A study that was published in JAMA Otolaryngology-Head and Neck Surgery journal questions the reliability of newborn hearing tests. The researchers led by Dr. David Chi from the University of Pittsburgh Medical Center found that some infants who passed their newborn hearing tests were later diagnosed as deaf or hard of hearing.
The researchers said that it is possible that the children were born with normal hearing and developed problems later. However, they also said that it is possible that they had hearing problems from birth and that their newborn hearing test failed to detect them. Their study does not prove that newborn hearing tests are unreliable. But it sends a clear message to parents not to rely on newborn hearing tests and take their youngsters to a doctor if they think their child may have hearing problems.

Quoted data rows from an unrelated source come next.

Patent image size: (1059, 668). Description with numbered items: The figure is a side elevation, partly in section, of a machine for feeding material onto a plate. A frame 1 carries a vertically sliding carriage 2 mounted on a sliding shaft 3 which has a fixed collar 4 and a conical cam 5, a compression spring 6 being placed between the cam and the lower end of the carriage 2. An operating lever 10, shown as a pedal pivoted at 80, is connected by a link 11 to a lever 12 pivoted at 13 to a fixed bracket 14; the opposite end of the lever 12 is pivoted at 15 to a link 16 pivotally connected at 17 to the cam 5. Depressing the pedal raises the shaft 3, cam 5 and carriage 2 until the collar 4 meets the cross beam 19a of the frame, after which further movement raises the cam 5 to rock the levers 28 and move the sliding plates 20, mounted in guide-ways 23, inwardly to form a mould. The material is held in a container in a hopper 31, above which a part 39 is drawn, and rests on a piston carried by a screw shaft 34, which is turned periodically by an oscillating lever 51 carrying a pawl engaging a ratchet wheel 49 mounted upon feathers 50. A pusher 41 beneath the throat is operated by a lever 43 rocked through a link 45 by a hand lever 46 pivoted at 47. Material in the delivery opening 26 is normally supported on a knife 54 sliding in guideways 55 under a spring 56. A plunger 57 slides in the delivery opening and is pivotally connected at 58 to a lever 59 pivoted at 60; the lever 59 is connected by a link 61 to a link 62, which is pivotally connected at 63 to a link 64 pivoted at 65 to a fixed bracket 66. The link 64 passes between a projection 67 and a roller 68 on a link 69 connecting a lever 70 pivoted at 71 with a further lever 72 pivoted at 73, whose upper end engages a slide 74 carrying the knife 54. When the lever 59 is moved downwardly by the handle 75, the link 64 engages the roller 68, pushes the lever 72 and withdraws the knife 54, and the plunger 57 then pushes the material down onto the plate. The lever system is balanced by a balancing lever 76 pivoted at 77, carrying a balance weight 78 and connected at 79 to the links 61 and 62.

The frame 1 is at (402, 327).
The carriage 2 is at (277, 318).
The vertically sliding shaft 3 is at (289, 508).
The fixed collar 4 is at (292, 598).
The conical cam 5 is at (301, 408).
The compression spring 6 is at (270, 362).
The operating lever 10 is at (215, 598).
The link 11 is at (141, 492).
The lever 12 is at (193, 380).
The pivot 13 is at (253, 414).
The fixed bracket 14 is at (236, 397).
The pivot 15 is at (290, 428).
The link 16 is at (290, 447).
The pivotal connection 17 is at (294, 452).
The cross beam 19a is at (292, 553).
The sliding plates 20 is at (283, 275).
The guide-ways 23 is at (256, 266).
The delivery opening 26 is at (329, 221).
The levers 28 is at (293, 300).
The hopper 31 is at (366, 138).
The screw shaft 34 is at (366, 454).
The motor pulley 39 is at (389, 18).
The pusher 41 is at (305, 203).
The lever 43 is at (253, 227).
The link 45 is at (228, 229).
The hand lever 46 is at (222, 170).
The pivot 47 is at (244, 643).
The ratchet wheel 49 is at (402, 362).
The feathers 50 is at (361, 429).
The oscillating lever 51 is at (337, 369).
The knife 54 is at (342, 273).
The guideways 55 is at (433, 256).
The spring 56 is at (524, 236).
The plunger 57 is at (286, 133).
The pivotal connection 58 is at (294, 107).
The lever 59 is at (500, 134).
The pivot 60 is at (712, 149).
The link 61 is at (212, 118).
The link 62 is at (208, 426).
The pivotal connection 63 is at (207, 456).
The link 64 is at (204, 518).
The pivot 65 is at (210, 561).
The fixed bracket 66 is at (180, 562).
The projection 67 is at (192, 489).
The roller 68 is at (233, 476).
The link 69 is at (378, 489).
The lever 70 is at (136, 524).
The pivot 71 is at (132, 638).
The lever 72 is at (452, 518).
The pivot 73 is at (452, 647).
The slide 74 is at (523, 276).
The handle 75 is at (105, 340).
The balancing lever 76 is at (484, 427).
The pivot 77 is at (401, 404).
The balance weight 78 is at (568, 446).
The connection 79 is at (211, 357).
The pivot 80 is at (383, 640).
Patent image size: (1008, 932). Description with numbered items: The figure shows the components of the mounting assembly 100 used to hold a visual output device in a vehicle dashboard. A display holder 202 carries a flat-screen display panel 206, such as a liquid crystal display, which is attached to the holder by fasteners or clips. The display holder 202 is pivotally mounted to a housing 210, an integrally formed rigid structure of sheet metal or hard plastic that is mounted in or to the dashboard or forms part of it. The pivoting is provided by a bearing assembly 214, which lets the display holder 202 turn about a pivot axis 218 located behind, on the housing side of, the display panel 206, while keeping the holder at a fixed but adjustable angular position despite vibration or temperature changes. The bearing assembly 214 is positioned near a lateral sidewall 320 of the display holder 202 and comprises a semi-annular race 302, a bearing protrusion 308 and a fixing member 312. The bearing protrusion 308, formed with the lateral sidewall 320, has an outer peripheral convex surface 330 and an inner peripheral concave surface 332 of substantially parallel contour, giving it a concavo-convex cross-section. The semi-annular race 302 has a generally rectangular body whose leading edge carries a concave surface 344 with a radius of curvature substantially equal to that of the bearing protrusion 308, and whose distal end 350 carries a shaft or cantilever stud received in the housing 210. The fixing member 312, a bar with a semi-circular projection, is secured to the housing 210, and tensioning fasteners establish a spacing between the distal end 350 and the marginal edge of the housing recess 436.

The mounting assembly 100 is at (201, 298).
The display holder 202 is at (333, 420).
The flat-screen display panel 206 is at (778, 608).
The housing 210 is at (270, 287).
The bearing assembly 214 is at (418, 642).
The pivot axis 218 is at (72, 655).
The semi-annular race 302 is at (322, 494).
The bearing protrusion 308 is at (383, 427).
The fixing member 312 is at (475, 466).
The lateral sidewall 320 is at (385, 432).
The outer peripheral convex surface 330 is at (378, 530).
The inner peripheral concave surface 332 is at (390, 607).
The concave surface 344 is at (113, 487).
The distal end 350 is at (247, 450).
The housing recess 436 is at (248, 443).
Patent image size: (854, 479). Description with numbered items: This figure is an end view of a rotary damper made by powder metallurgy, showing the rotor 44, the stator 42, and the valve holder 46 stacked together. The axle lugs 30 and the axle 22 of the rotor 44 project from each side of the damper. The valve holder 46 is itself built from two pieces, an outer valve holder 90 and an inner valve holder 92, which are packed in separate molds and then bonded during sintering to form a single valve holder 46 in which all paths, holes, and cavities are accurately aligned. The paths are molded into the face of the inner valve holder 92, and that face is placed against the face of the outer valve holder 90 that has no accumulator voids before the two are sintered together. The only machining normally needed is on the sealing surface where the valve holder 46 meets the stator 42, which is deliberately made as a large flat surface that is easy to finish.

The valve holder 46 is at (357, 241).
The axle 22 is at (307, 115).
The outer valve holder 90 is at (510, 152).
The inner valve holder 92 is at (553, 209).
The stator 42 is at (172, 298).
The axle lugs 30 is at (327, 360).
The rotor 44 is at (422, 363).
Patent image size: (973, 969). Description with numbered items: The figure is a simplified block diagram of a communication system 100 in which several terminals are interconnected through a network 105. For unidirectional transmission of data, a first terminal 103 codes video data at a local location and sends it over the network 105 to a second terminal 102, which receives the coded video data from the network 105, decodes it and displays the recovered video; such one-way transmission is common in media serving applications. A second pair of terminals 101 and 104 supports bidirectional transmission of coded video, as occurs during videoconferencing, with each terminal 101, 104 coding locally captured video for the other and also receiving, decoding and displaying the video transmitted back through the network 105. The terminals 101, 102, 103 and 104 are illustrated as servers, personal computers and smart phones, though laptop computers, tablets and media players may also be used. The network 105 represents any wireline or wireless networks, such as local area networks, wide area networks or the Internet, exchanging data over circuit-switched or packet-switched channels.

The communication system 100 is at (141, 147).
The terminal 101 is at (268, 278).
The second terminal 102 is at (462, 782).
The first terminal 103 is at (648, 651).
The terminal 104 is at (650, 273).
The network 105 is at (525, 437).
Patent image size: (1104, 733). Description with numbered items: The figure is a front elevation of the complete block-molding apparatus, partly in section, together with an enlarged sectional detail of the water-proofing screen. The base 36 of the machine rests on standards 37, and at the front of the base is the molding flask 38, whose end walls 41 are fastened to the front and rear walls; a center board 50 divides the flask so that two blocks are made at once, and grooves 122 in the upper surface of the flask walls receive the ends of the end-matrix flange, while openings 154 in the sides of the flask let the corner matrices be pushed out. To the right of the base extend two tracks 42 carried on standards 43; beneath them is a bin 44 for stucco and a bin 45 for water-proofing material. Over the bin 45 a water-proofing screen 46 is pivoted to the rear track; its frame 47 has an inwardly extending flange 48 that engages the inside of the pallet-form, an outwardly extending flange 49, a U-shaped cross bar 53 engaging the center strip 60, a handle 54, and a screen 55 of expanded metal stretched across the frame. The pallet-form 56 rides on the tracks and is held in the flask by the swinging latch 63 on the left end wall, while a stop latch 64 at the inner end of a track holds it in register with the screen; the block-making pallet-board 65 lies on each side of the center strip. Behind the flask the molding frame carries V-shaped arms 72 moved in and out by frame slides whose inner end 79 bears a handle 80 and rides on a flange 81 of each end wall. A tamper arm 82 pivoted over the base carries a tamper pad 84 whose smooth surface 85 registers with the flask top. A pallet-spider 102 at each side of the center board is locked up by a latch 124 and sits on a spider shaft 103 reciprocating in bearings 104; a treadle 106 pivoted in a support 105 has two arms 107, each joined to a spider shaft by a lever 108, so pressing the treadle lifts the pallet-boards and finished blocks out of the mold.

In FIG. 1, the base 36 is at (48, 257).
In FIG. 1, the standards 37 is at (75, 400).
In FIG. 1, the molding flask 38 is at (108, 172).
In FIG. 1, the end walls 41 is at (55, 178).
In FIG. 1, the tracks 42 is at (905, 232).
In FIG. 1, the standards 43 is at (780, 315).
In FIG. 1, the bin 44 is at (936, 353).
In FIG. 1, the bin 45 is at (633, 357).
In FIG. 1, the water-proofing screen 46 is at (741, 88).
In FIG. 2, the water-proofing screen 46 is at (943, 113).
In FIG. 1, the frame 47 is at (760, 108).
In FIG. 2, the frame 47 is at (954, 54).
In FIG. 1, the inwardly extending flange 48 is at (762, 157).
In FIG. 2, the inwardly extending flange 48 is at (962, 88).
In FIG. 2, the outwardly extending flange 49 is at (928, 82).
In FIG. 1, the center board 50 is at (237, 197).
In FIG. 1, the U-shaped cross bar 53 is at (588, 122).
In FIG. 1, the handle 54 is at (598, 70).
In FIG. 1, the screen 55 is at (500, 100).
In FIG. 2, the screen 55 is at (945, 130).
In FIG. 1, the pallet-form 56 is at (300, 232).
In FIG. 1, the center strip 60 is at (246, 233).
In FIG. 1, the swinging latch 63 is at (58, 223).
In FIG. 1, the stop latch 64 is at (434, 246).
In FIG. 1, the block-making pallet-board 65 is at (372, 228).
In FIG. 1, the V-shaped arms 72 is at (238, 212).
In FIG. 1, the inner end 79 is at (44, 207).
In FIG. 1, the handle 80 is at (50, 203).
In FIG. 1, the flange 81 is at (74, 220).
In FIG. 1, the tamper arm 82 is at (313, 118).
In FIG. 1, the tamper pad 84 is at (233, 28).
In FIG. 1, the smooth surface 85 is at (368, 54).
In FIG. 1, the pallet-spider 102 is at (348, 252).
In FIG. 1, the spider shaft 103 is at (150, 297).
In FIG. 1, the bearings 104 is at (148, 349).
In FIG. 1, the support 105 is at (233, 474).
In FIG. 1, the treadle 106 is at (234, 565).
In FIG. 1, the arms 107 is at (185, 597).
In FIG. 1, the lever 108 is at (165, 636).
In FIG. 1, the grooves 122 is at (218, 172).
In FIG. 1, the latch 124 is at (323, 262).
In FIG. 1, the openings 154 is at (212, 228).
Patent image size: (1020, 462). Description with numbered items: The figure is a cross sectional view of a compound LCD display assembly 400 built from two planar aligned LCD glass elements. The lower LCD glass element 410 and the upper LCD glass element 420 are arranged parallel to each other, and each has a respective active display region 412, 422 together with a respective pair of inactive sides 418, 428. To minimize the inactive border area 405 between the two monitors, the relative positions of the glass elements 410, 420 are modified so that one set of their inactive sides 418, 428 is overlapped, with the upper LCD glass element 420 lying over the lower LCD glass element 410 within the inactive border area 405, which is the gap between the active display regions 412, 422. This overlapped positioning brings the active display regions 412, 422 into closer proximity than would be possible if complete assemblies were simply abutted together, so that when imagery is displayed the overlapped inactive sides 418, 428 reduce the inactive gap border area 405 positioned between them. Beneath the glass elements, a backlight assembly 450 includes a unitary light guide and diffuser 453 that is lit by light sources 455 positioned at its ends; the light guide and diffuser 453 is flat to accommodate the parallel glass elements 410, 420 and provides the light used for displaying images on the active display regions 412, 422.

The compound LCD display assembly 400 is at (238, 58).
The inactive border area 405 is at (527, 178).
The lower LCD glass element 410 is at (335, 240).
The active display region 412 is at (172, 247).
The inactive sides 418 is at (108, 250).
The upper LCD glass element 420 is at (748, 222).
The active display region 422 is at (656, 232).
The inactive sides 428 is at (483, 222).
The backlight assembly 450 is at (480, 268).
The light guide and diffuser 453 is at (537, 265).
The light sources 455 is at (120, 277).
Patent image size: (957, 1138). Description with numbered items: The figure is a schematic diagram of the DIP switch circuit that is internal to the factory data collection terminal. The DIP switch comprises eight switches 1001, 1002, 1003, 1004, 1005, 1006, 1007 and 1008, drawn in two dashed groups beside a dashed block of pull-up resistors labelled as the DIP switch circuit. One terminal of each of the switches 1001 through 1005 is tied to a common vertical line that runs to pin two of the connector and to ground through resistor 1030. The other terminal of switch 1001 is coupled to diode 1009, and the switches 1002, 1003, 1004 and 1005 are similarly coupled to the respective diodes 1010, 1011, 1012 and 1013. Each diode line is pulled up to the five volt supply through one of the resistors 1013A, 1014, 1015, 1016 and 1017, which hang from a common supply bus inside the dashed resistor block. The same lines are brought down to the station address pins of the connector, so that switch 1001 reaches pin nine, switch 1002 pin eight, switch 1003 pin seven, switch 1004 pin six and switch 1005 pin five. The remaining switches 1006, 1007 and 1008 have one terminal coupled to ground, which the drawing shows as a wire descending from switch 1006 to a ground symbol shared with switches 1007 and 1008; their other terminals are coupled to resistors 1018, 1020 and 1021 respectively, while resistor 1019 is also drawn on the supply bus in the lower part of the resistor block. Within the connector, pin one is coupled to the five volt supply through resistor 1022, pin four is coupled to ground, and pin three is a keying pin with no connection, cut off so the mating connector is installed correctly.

Chi and his team went through medical records of over 900 children aged (in average) 4 to 5 years who were brought in for hearing loss between the years of 2001 and 2011. The researchers then focused on 78 children who passed their newborn hearing tests. Of these 78 children, 28 were suspected to have hearing problems by their parents, 25 failed their school hearing tests, while 17% and 12% had a speech delay and failed their doctor’s test, respectively.
Over one half of the 78 children who were analyzed by Chi and his team had an unknown cause of hearing problems. Others’ deafness was related to structural ear problems, genetics and infection. It also remains unknown how long these children had hearing problems before they were diagnosed.